Page:Mémoires du Baron de Marbot - tome 1.djvu/51

Le texte de cette page a été corrigé et est conforme au fac-similé.

CHAPITRE V

Je rejoins à Paris mon père et mes frères. — Mon père est nommé au commandement de la 17e  division militaire à Paris. Il refuse de seconder les vues de Sieyès et cède la place à Lefebvre.

Je venais d’avoir seize ans au mois d’août 1798. Six mois après, vers la fin de février, je quittai le collège de Sorèze. Mon père avait un ami, nommé M. Dorignac, qui se chargea de me ramener avec lui dans la capitale.
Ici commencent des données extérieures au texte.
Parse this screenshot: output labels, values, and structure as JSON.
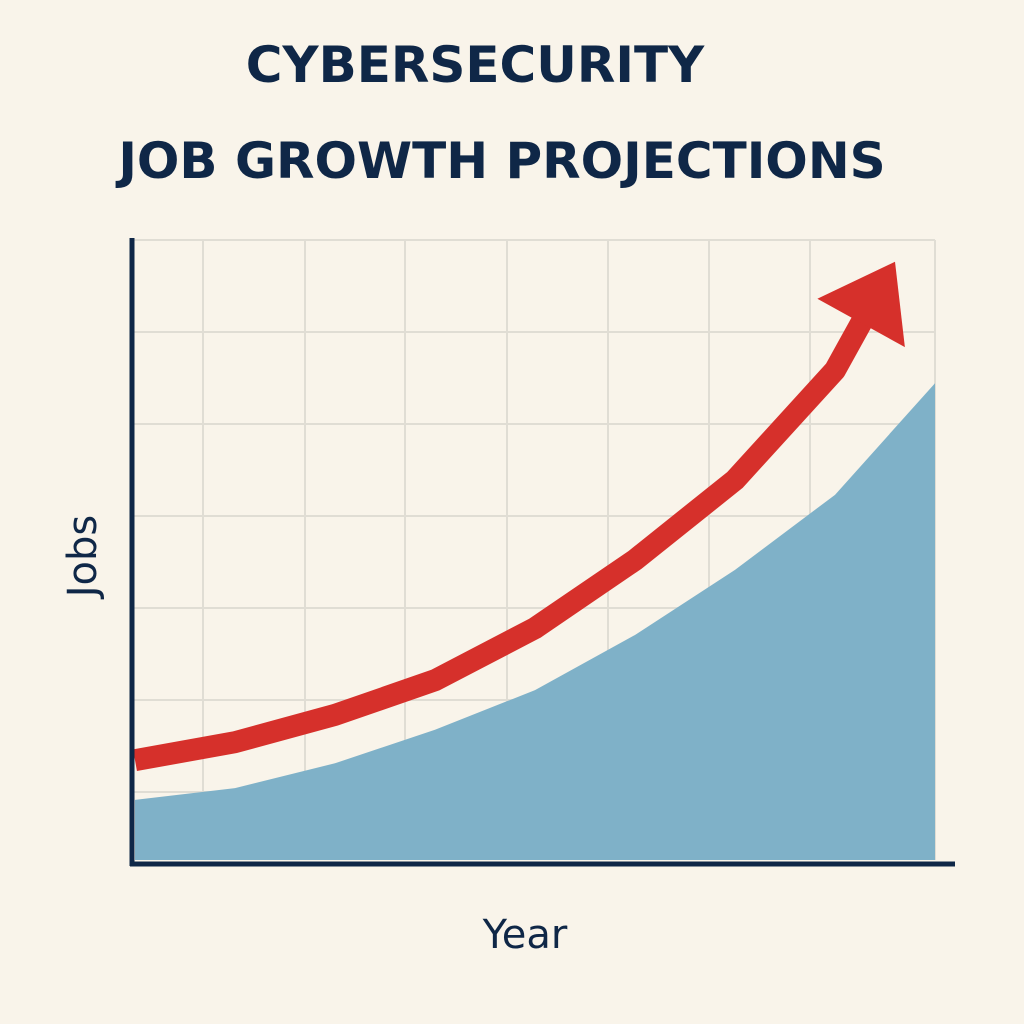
{
  "chart_data": {
    "type": "area",
    "title": [
      "CYBERSECURITY",
      "JOB GROWTH PROJECTIONS"
    ],
    "x_label": "Year",
    "y_label": "Jobs",
    "x": [
      0,
      1,
      2,
      3,
      4,
      5,
      6,
      7,
      8
    ],
    "xlim": [
      0,
      8
    ],
    "ylim": [
      0,
      100
    ],
    "series": [
      {
        "kind": "area",
        "color": "#7fb1c8",
        "x": [
          0,
          1,
          2,
          3,
          4,
          5,
          6,
          7,
          8
        ],
        "values": [
          9.7,
          11.6,
          15.6,
          21,
          27.4,
          36.3,
          46.8,
          58.9,
          76.9
        ]
      },
      {
        "kind": "arrow",
        "color": "#d6302b",
        "x": [
          0,
          1,
          2,
          3,
          4,
          5,
          6,
          7,
          7.6
        ],
        "values": [
          16.1,
          19,
          23.4,
          29,
          37.4,
          48.4,
          61.3,
          79,
          96.5
        ]
      }
    ]
  }
}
Nous fûmes huit jours pour nous rendre à Paris, où j’entrai en mars 1799, le jour même où le théâtre de l’Odéon brûla pour la première fois. La clarté de l’incendie se projetant au loin sur la route d’Orléans, je crus bonnement que cette lueur provenait des nombreux réverbères réunis dans la capitale.

Mon père occupait alors un bel hôtel rue du Faubourg-Saint-Honoré, no 87, au coin de la petite rue Verte. J’y arrivai au moment du déjeuner : toute la famille était réunie. Il me serait impossible d’exprimer la joie que j’éprouvai en les revoyant tous ! Ce fut un des plus beaux jours de ma vie !…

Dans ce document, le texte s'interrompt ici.